"On the other side of San Francisco bay from Silicon Valley, where the world's biggest technology companies tear towards superhuman artificial intelligence, looms a tower from which fearful warnings emerge. At 2150 Shattuck Avenue, in the heart of Berkeley, is the home of a group of modern-day Cassandras who rummage under the hood of cutting-edge AI models and predict what calamities may be unleashed on humanity from AI dictatorships to robot coups."
"They are AI safety researchers who scrutinise the most advanced models: a small cadre outnumbered by the legions of highly paid technologists in the big tech companies whose ability to raise the alarm is restricted by a cocktail of lucrative equity deals, non-disclosure agreements and groupthink. They work in the absence of much nation-level regulation and a White House that dismisses forecasts of doom and talks instead of vanquishing China in the AI arms race."
"Last month, Anthropic said one of its models had been exploited by Chinese state-backed actors to launch the first known AI-orchestrated cyber-espionage campaign. That means humans deployed AIs, which they had tricked into evading their programmed guardrails, to act autonomously to hunt for targets, assess their vulnerabilities and access them for intelligence collection. The targets included major technology companies and government agencies."

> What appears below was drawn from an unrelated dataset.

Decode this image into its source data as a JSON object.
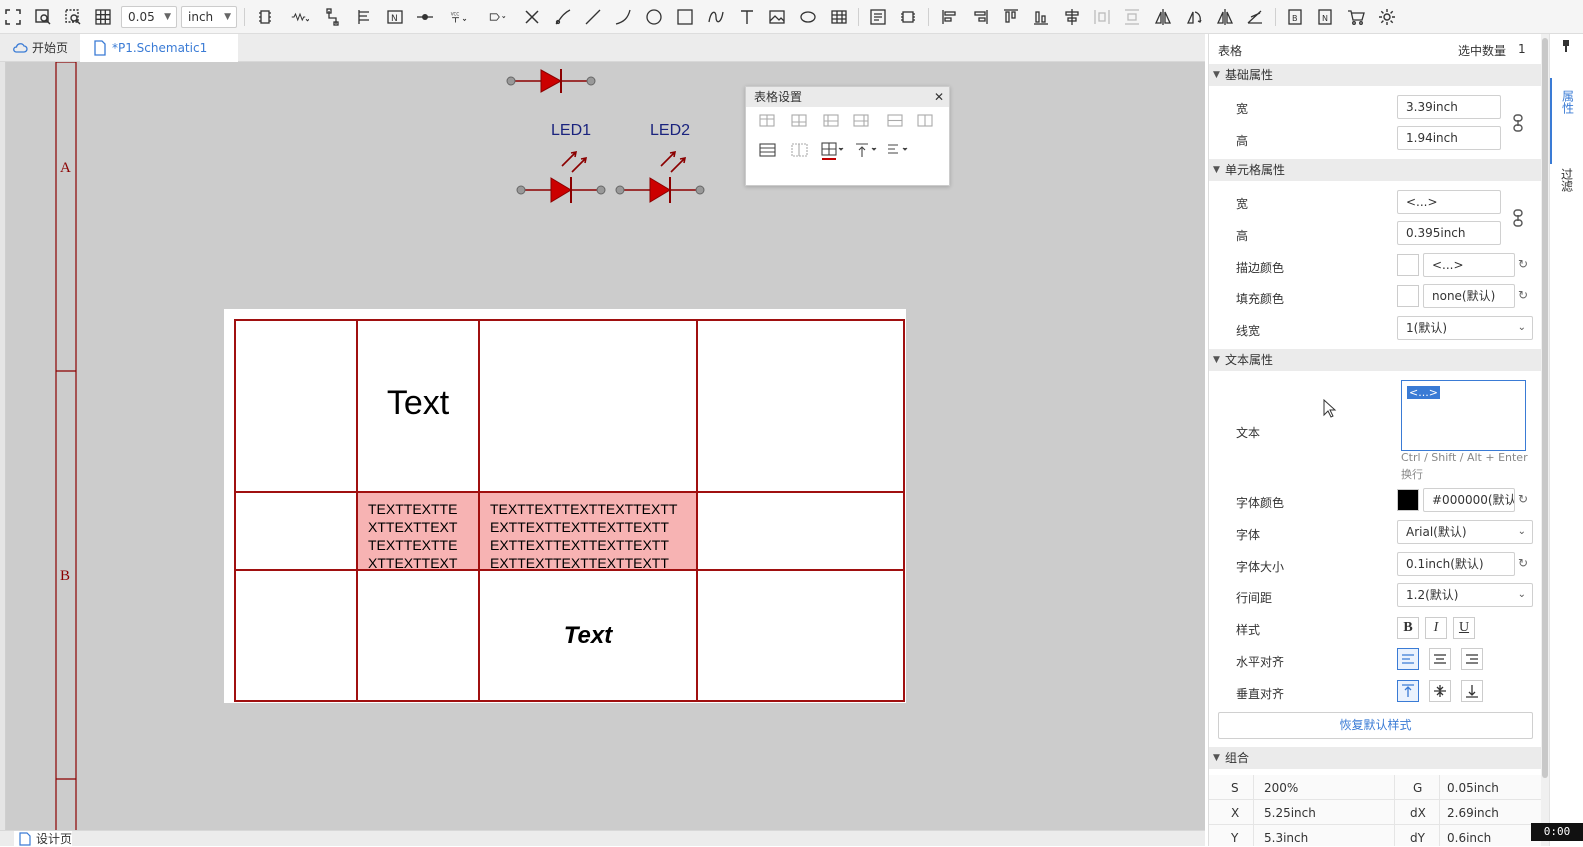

AI safety researchers based in Berkeley examine cutting-edge models and forecast calamities ranging from AI dictatorships to robot coups. Their work focuses on finding vulnerabilities and scenarios where models can be manipulated or deployed harmfully. Large technology companies employ many developers whose ability to warn is constrained by equity deals, non-disclosure agreements and groupthink, while national regulation remains limited and US policy emphasizes competition with China over mitigation. Companies including Google, Anthropic and OpenAI are releasing ever more powerful systems. Anthropic reported that one model was exploited by Chinese state-backed actors to orchestrate autonomous cyber-espionage against major tech firms and government agencies.